I understand that we all need to pay our bills and I’m thankful that social media has created opportunities for many of us to continue following our dreams while paying some of those bills. In fact, if you follow me on Twitter, you know that I’m an active promoter of companies and friends’ businesses on-line. Sometimes for pay. Sometimes for trade. Sometimes as a favor.

Never with any expectation that followers will feel obligated to purchase anything just because I was nice to them once or twice.

There are some people out there that relate with us. We know they work for a company. Some of them never ask us to do anything. They just hang out and share. When we need an answer to a question, they throw up a link. When we need a laugh, they toss out a great one-liner. The good ones know the right balance of joining the conversation without being all shouty.
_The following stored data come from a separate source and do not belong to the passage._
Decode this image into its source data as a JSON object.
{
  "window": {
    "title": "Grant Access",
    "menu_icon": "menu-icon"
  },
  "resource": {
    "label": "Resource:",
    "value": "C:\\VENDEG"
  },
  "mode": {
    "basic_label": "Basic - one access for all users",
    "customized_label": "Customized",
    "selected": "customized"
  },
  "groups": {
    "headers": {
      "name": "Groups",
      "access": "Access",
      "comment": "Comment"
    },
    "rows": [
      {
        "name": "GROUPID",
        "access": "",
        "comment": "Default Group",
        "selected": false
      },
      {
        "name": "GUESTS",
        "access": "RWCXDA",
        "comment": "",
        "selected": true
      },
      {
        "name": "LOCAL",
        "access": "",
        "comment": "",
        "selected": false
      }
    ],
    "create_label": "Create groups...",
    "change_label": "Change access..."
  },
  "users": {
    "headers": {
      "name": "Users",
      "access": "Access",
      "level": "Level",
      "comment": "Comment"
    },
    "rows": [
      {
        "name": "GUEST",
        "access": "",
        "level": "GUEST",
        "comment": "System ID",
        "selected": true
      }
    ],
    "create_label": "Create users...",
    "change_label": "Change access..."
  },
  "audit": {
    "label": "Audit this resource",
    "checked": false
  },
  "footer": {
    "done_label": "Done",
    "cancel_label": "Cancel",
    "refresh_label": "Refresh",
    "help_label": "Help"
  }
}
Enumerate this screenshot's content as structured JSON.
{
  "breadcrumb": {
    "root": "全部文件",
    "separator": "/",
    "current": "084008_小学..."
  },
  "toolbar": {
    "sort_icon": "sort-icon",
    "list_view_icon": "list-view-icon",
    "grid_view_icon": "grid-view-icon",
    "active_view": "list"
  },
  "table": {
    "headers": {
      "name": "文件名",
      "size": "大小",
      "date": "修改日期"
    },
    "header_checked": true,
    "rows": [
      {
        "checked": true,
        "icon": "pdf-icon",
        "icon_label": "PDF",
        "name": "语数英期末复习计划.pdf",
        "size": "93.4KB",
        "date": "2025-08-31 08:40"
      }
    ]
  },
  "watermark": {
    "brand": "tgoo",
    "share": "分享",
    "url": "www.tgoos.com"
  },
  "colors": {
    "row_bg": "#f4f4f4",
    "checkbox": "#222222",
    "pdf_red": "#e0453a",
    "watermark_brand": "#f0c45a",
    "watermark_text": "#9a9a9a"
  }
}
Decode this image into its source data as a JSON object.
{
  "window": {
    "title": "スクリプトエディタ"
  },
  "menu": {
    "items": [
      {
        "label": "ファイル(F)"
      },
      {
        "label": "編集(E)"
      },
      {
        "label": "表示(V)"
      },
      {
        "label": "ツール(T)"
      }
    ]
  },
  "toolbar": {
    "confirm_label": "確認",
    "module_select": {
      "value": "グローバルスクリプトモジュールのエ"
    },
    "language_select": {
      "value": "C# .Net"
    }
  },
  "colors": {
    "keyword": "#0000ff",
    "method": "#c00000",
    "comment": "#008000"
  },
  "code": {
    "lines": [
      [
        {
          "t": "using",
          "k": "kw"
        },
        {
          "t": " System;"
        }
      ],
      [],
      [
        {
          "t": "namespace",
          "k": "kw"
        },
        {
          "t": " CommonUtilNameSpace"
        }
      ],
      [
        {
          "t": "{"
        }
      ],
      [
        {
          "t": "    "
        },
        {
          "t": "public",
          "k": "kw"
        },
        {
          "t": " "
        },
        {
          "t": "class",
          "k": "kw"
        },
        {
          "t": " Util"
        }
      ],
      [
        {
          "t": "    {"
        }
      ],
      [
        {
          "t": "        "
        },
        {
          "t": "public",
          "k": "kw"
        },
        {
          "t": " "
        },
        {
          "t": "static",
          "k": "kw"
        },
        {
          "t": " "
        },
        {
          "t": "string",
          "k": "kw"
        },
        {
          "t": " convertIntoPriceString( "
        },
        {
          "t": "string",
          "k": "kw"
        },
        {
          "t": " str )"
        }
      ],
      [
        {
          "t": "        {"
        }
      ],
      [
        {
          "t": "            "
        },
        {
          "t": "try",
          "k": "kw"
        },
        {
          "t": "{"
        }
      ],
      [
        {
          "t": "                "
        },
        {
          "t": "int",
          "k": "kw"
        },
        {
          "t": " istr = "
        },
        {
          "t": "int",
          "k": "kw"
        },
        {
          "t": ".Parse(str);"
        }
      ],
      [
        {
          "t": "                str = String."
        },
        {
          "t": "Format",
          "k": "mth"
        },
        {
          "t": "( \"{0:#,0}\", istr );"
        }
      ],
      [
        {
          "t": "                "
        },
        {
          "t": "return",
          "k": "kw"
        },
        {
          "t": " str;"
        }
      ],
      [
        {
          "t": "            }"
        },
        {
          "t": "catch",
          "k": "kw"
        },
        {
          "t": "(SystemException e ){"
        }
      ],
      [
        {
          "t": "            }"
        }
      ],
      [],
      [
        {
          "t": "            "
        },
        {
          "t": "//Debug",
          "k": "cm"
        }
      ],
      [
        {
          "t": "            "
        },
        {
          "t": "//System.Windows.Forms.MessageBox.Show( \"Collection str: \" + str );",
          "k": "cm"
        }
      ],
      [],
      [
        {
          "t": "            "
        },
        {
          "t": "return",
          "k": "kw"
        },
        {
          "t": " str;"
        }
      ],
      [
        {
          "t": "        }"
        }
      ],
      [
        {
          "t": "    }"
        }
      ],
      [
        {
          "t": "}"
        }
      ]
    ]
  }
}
I’m not so naive that I don’t think they are hoping for a return on their interactions, but the good ones aren’t… what’s the word…

It’s hard to explain, but when you get ROR’d, you feel it.

And it doesn’t feel good.

Relationships are not currency to be cashed in like chips at a casino at the end of a weekend in Vegas. They are gifts from real people… gifts to be treasured. Comparing a relationship to money only cheapens the relationship, tarnishing any cherished memories, leaving the leveraged soul wondering if there was ever any authenticity in the relationship in the first place.

So let’s be friends. Friends with no expectations other than to add to the mosaic of memories. Memories of the good times that we shared without waiting for any return but a smile.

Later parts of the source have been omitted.